Less than six months after the government's move to increase the stakes in control over the property market in March, residential home prices seemed to risk spiraling out of control again.
"Market expectations of further home price hikes are growing in many cities, indicating that the central government shouldn't relax its controls," Zhu Zhongyi, vice president of the China Real Estate Industry Association, told 2013 Bo'ao Real Estate Forum held in South China's resort city of Sanya.
Recent months have seen a drastic surge in home purchase demand, especially in first-tier cities. On July 20, a real estate project in Beijing sold all of its 1,462 apartments in one day, with sales revenues hitting 3.79 billion yuan ($614 million). It was the single-day sales record for a real estate project since 2012.
Data from the China Index Academy showed that the average price of a new home in the country's 100 major cities rose for the 14th month in July to reach 10,347 yuan per square meters. In the period, ten big cities including Beijing and Shanghai saw their average home price go up 1.34 percent from the previous month to 17,609 yuan per square meters.
"The central government will face greater difficulties in capping real estate prices if it doesn't move to strengthen the responsibilities of local governments in coordinating housing supplies and stabilizing land prices," Zhu warned.

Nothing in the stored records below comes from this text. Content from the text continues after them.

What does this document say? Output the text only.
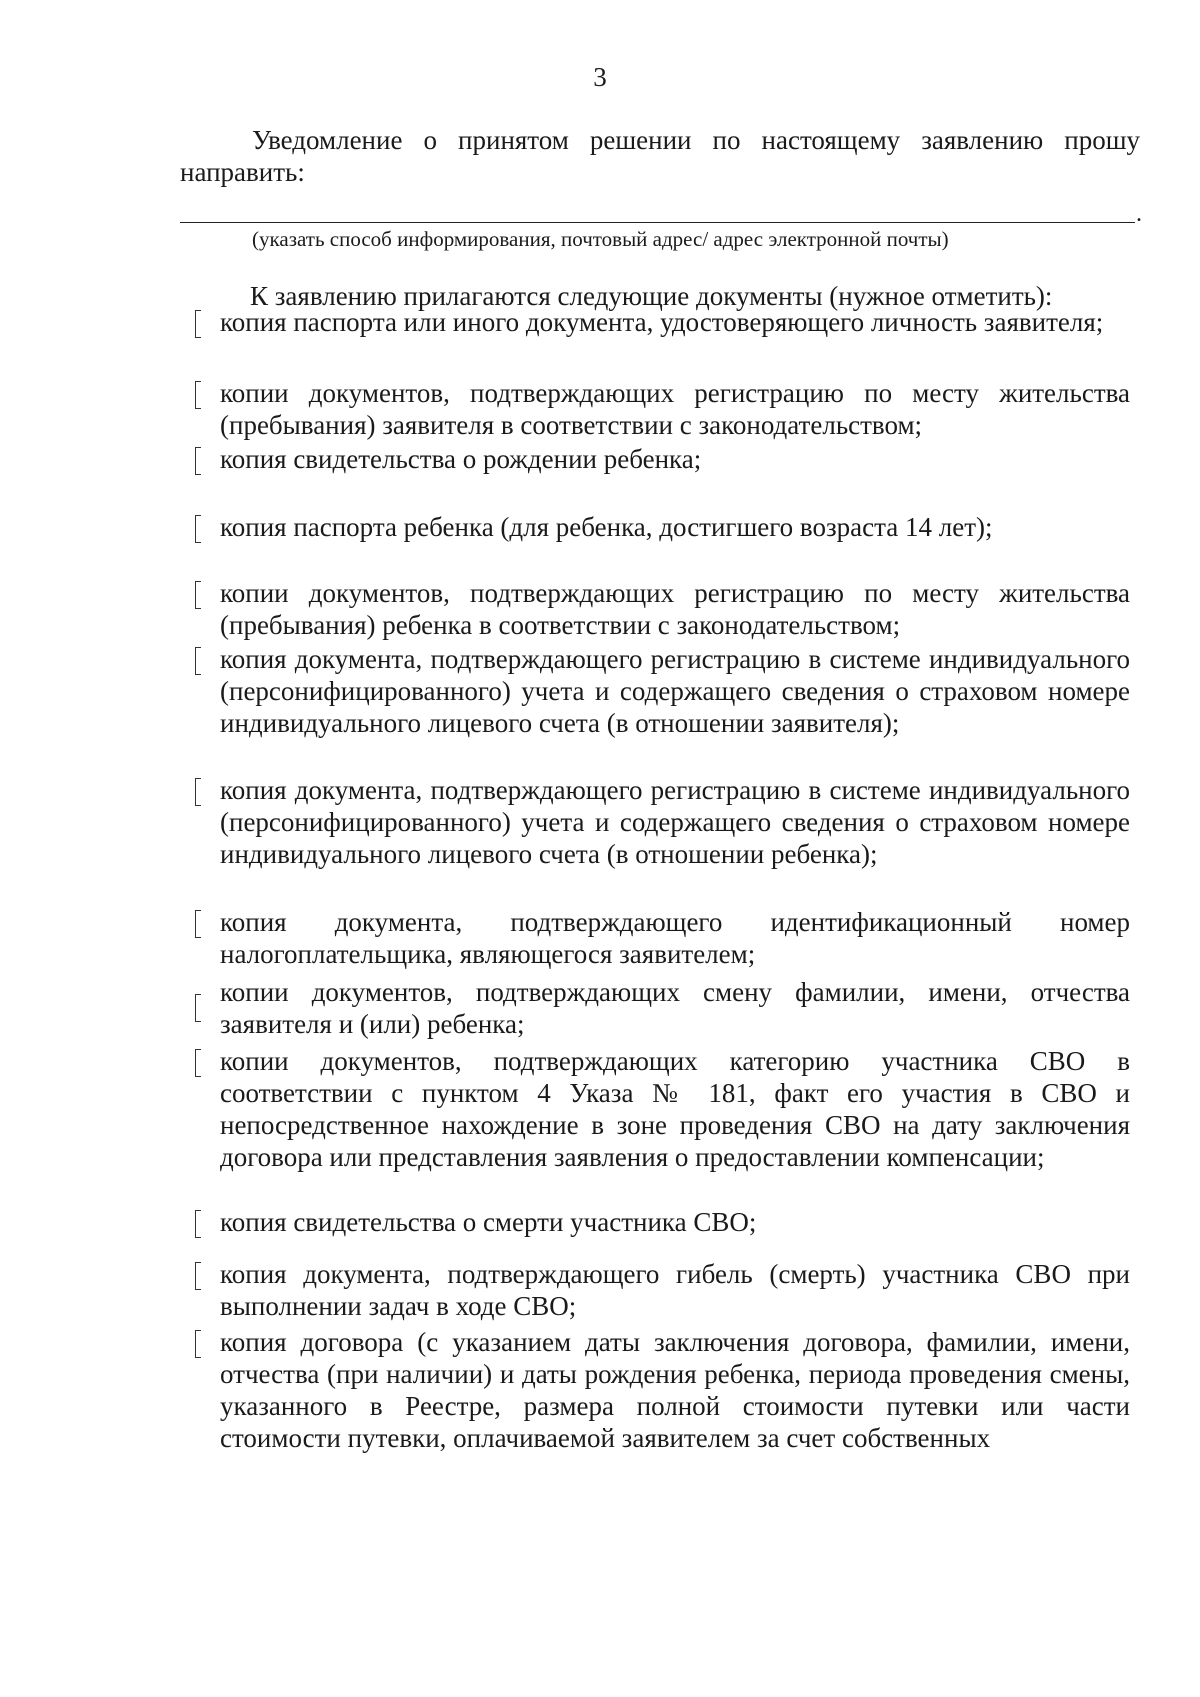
3

Уведомление о принятом решении по настоящему заявлению прошу направить:

.
(указать способ информирования, почтовый адрес/ адрес электронной почты)

К заявлению прилагаются следующие документы (нужное отметить):

копия паспорта или иного документа, удостоверяющего личность заявителя;

копии документов, подтверждающих регистрацию по месту жительства (пребывания) заявителя в соответствии с законодательством;

копия свидетельства о рождении ребенка;

копия паспорта ребенка (для ребенка, достигшего возраста 14 лет);

копии документов, подтверждающих регистрацию по месту жительства (пребывания) ребенка в соответствии с законодательством;

копия документа, подтверждающего регистрацию в системе индивидуального (персонифицированного) учета и содержащего сведения о страховом номере индивидуального лицевого счета (в отношении заявителя);

копия документа, подтверждающего регистрацию в системе индивидуального (персонифицированного) учета и содержащего сведения о страховом номере индивидуального лицевого счета (в отношении ребенка);

копия документа, подтверждающего идентификационный номер налогоплательщика, являющегося заявителем;

копии документов, подтверждающих смену фамилии, имени, отчества заявителя и (или) ребенка;

копии документов, подтверждающих категорию участника СВО в соответствии с пунктом 4 Указа № 181, факт его участия в СВО и непосредственное нахождение в зоне проведения СВО на дату заключения договора или представления заявления о предоставлении компенсации;

копия свидетельства о смерти участника СВО;

копия документа, подтверждающего гибель (смерть) участника СВО при выполнении задач в ходе СВО;

копия договора (с указанием даты заключения договора, фамилии, имени, отчества (при наличии) и даты рождения ребенка, периода проведения смены, указанного в Реестре, размера полной стоимости путевки или части стоимости путевки, оплачиваемой заявителем за счет собственных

High hopes have been pinned on new tightening measures unveiled in March, which were dubbed as "the strictest ever control policy" by the market, to rein in the country's red-hot home prices.
According to the measures, local authorities were asked to significantly increase the income tax on the profit homeowners make from house sales, and raise the down payment and mortgage loan rates for buyers purchasing a second property.
The measures have underlined the government's tightening efforts. Since 2010, it has introduced a raft of control measures, including third-home purchase bans, property tax trials and construction of low-income houses.
However, as revenue from land sales is an important contributor to fiscal incomes, local authorities have been acting reluctantly to implement central government policies, which have offset the effects of the measures.
The central government has repeatedly stated its stance in property market control over the past years. But a recent statement released after a meeting of the country's central authorities, which mapped out the economic work in the second half of this year, did not mention regulation over the sector, leading to suspicions that China may intend to loosen control to prop up growth.
The message was further amplified by media reports that Wenzhou, a city known as the cradle of China's private businesses, has eased its grip over a purchase ban because of sharp declines in the city's home prices since the ban was introduced. But it is yet to know whether the move will be supported by the central government.
Lian Ping, chief economist at the Bank of Communications, said in an interview with Xinhua that it is too early to say whether the gesture means loosening. But given the current economic condition, the government will neither tighten the policies, nor will it withdraw existing control measures.
The growth of the world's second-largest economy has been stuck in a protracted slowdown, easing to 7.6 percent in January-June of 2013, the weakest first-half performance in three years.